Cent vingt pièces, quatre mille ans d'histoire et un seul sujet : l'animal. À l'Hôtel de la Marine, la Collection Al Thani déploie des trésors dont beaucoup n'avaient jamais été montrés à Paris.

Pour son dixième accrochage, qui coïncide avec le cinquième anniversaire de son installation place de la Concorde, Amin Jaffer, directeur de la Collection Al Thani, a puisé dans les quelque 5 000 objets réunis par le cheikh Hamad bin Abdullah Al Thani un bestiaire de 120 pièces, du IIIe millénaire avant J.-C. au XXe siècle. Dans la pénombre de la première salle et de ses feuilles dorées qui tombent du ciel comme une pluie précieuse, sept objets tiennent le premier rôle, isolés comme des reliques.

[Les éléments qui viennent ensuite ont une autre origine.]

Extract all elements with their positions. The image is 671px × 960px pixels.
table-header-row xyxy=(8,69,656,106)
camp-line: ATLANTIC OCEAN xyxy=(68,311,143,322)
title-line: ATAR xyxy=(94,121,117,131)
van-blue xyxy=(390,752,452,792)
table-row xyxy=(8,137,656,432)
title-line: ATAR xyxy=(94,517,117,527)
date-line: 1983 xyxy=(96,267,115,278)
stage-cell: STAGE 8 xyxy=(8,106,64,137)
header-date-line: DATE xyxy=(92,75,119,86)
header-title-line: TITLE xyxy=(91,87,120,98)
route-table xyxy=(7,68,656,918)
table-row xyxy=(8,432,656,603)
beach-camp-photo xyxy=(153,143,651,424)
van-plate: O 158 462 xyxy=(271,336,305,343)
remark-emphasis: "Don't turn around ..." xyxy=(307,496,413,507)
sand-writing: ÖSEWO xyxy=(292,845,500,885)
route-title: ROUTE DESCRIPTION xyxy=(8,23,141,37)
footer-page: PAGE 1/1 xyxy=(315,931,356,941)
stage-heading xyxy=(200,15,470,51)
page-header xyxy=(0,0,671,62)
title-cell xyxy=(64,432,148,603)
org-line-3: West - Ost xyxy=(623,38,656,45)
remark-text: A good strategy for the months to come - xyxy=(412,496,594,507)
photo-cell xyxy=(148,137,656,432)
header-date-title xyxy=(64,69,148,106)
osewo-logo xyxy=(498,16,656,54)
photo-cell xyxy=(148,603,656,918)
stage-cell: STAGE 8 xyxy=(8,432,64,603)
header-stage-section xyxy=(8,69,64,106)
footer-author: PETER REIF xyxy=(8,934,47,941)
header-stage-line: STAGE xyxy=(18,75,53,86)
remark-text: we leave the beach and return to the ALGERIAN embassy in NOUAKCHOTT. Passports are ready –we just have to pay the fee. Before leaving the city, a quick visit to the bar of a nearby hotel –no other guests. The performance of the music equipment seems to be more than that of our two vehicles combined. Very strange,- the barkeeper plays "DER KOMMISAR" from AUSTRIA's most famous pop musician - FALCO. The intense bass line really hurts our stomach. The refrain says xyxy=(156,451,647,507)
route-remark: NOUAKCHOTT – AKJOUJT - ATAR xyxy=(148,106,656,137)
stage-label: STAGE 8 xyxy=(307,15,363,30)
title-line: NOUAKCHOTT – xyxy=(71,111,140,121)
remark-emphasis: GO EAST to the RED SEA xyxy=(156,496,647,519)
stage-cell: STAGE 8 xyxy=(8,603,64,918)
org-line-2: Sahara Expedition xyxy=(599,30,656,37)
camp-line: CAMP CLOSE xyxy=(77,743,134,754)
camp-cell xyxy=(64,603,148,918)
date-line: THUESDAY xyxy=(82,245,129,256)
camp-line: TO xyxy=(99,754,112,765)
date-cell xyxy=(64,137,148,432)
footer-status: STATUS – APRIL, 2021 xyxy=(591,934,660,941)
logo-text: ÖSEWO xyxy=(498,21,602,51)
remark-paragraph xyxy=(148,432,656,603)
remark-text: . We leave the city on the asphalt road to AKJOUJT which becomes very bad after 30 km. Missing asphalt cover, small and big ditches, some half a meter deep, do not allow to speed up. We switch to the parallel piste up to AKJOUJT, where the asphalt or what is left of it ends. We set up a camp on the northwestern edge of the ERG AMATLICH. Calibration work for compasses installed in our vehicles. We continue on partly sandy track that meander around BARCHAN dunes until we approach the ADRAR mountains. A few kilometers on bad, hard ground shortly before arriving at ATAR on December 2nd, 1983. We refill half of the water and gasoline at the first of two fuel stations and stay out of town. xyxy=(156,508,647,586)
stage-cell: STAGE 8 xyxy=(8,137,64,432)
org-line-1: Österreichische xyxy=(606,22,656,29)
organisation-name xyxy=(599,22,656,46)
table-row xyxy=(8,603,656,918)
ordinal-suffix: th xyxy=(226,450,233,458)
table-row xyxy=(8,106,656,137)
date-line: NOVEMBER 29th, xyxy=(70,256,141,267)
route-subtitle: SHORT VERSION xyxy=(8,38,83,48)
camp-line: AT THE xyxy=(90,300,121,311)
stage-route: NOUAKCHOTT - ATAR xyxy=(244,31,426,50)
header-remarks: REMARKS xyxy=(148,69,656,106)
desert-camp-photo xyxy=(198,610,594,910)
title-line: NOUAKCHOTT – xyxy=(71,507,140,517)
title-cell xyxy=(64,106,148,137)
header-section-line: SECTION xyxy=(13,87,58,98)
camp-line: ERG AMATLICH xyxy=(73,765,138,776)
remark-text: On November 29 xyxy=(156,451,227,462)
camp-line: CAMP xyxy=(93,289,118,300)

Parmi elles, une pièce de jeu en jaspe rouge gravée au nom de la reine Hatchepsout de l’Égypte antique, un souverain juché sur son éléphant taillé dans un unique bloc de cristal ou un cacatoès de calcédoine sorti des ateliers Fabergé.

Les chevaux, les lions et le pouvoir

Après cette mise en bouche quasi protocolaire, la galerie suivante est dédiée au cheval, image publique des souverains depuis des millénaires, avec notamment une minuscule jument de bronze laconienne offerte aux dieux vers 750 avant notre ère ou un poignard moghol à tête de cheval en jade datant du XVIIe siècle. Puis viennent les fauves, dont les élites de toutes les civilisations ont fait l'emblème de leur autorité, comme en témoigne la coupe à libation de Nabuchodonosor II ou ce splendide vase double en forme de lions dressés qui date du VIe siècle avant J.-C. Avant de passer aux créatures divines et fantastiques, on ne manque pas les dessins d'oiseaux réunis par Cassiano dal Pozzo (1588-1657) et les planches de l'Histoire naturelle de Buffon (1707-1788) qui marquent une étape dans l’admiration du règne animal qui devient un objet d'étude scientifique.

Aux frontières du fabuleux

La dernière partie du parcours explore les liens avec le sacré et enfin les créatures fantastiques. Thot en babouin, Sobek-Rê crocodile à tête de faucon, chaman olmèque saisi en pleine métamorphose de jaguar : partout l'animal sert d'intercesseur entre les hommes et leurs dieux. Puis surgissent des hybridations, centaures, griffons et autres monstres marins. Le parcours est dense, un conseil : approchez-vous. La plupart de ces pièces s'admirent de près pour en saisir le raffinement des détails, la précision du dessin et le geste pour le reproduire. Certaines étonnent d'autant plus qu'elles sont très anciennes.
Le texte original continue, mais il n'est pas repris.